Когда он уже выбрался из дерьма, когда он вытащил мать из этой школьной котельной и поселил в крохотной восьмиметровке, хоть и с соседями, но и с удобствами тоже, он тогда захотел Татьяну. Не просто как красивую девчонку с добрым характером, нет, как дочь председателя Степана Горецкого. Ударение надо делать на слове председатель. Неважно, что самого председателя уже не было и в помине, неважно, что вдова Горецкого день и ночь стучала на швейной машинке, чтоб прокормить и одеть дочь, Татьяна все равно была белой костью по сравнению с ним. Наверное, сто лет назад, а может и двести, разбогатевшие купцы брали себе в жены аристократок с тонкими белыми пальцами по таким же соображениям. Пусть они ничего не умели. Не в этом дело. Они могли вознести этим своим неумением, этой своей хрупкостью, своей слабостью.
И вот через столько лет она сказала: не люблю.
«А я тебя об этом спрашивал? - молча кричал Николай. - Ишь, курва! Старуха старая… Как будто она есть на свете - любовь!»
Любовь - это когда все летит к чертовой матери. Как у Кравчука… Как у Виктора Ивановича… Всю жизнь приходится потом прикрывать грех…
Ах вот как! Значит, у Татьяны это?
Зинченко в секунду стал мокрым от ревнивого пота. «Кто? - думал он. - Кто?»
Дверь открылась, и Зинченко обрадовался: вернулась, сволочь. Он даже приготовился бросить чесанком в Татьяну, но на пороге стоял сын Володька. Зинченко думал секунду: грязный, пахнущий нищетой валенок был прицельно пущен в новенькую адидасовскую Володькину куртку.
– Убедительно, - сказал сын. - Весьма…
Он аккуратненько поставил чесанок возле порога и стоял прямо, открыто, будто ждал, что отец снимет второй, правый, и бросит в него и надо будет поймать его и поставить рядом с первым, левым.

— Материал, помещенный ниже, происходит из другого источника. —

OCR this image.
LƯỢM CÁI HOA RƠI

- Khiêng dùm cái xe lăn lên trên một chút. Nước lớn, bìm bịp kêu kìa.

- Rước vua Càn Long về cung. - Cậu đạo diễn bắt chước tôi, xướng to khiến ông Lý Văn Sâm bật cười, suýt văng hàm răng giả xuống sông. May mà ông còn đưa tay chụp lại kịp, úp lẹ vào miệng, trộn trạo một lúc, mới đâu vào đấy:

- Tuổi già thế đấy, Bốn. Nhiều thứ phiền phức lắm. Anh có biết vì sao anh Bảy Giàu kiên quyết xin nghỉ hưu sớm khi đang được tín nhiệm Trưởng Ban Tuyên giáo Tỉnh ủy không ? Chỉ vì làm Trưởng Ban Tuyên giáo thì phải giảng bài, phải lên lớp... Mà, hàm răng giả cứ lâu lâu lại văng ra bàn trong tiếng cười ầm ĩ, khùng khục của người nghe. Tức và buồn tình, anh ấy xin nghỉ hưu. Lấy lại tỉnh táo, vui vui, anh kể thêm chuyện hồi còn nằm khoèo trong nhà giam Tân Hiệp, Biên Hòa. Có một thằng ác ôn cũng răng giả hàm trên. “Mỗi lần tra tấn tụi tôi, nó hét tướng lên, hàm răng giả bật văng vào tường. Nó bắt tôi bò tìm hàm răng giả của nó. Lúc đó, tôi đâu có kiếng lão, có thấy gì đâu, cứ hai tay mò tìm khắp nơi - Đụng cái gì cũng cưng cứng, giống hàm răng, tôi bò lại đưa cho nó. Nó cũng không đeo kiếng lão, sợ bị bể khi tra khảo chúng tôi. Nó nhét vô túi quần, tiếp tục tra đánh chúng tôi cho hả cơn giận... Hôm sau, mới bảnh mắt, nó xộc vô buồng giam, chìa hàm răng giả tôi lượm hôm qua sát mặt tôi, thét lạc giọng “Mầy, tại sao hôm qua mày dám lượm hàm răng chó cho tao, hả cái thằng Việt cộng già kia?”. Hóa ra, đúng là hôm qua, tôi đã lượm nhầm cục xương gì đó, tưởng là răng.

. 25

Зинченко, сидя на полу, отчетливо прочитал эти мысли сына, и тоска, наполнившая рот гадостной слюной, накрыла его всего. Он не понимал своих детей, он их не чувствовал, он их не любил. Нечеловеческое это состояние временами его даже интересовало. Почему ему, в сущности, наплевать на дочь, которая вышла замуж, а теперь собирается разводиться? Ходит в мятых марлевых платьях - модно, вдевает в одно ухо сразу две серьги - модно, читает детективы с яркими обложками на английском языке, курит сигареты, волосы носит распущенными до задницы. Это его дочь? Старуха-бабка, когда приезжает, прячется от внучки, боится ее. Хотя дочь очень вежлива, приветлива с ней, подарила бабушке вязаную шаль с большими дырками. Мать просунула пальцы в дырки, закачала головой - кто ж так вяжет? Это на комод можно постелить или на радиолу, но носить - дырки?

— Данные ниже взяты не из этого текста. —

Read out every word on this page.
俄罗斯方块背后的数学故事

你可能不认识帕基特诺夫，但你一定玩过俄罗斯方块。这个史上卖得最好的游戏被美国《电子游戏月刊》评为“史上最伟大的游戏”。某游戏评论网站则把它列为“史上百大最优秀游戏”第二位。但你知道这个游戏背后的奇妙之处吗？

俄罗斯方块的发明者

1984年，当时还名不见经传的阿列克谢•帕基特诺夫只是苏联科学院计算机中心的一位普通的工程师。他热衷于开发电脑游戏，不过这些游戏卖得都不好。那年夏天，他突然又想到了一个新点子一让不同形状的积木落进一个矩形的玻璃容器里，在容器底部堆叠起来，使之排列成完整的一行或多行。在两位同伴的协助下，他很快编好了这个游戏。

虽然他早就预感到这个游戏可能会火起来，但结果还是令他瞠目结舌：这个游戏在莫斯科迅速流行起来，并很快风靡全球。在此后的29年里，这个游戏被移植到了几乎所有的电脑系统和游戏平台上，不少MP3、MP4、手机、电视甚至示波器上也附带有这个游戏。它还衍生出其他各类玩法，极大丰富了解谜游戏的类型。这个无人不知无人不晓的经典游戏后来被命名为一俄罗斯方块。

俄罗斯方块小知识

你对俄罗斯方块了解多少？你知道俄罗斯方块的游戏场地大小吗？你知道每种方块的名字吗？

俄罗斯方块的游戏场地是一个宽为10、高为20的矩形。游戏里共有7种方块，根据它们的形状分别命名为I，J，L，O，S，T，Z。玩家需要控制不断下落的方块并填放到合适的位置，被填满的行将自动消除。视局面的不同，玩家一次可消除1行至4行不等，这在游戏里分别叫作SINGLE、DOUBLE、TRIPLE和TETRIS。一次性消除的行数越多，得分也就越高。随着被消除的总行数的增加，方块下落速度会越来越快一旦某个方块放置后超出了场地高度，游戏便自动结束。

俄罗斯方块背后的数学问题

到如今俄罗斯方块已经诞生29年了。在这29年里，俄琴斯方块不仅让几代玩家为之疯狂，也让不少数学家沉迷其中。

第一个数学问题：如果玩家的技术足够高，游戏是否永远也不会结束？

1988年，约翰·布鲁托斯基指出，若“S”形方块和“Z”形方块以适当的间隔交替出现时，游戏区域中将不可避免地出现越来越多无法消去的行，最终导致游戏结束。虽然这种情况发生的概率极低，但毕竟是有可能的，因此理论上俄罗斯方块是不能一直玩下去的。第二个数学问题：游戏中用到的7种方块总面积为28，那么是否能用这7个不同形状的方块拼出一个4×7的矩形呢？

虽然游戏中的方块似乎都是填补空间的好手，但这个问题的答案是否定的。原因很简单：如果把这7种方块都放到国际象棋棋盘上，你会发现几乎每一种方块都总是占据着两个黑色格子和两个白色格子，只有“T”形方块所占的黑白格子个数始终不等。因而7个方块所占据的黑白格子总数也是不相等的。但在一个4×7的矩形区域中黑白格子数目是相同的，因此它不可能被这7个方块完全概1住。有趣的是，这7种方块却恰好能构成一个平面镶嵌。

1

Зинченко тогда сразу вспомнил, как прыгала в школьном коридоре директорская дочка со скакалкой, а он носил в ведрах воду. Он добился того, что тот самый директор, как последний бобик, сидел у него целый день в приемной. Зинченко сказал себе: «Я выпорю его за все сразу, за всю ту общую школьную жизнь».

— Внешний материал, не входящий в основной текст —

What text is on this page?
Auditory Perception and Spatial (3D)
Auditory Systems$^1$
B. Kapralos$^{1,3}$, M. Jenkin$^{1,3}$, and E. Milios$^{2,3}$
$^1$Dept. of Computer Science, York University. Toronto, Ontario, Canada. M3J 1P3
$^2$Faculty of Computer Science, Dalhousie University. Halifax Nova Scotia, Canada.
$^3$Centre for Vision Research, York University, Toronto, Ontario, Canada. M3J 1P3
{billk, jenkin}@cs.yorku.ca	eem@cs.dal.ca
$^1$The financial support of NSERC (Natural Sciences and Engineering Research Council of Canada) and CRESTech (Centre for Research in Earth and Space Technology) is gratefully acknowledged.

Так чего он, в сущности, добился? Не в одном, так в другом месте лопнуло, и мать его стесняется внуков, а они - как бы вежливо ни вели себя - сторонятся бабки. Да что бабки! Они его сторонятся, отца. Он ведь не вепрь какой, чтоб не любить просто так. Он ведь их не любит за дело! За то, что они исхитрились вырасти по каким-то своим, неведомым ему правилам. И Татьяна тут шла у них на поводу. Языки-мазыки всякие, музыки-пузыки… Зачем? Он мечтал: дочь будет или врачом, или учительницей. Сын военным, в крайнем случае - механиком. И хорошо бы, через предварительный труд, через армию… Чтоб знали что почем… Чтоб ценили белый хлеб после черного… Была б его воля… Было б у него время… Время - главное… Он их мало видел, а когда увидел, то чуть не обалдел от возмущения. Дети ссорились из-за ванной! Им, видите ли, каждое утро и каждый вечер она была нужна чуть не по часу.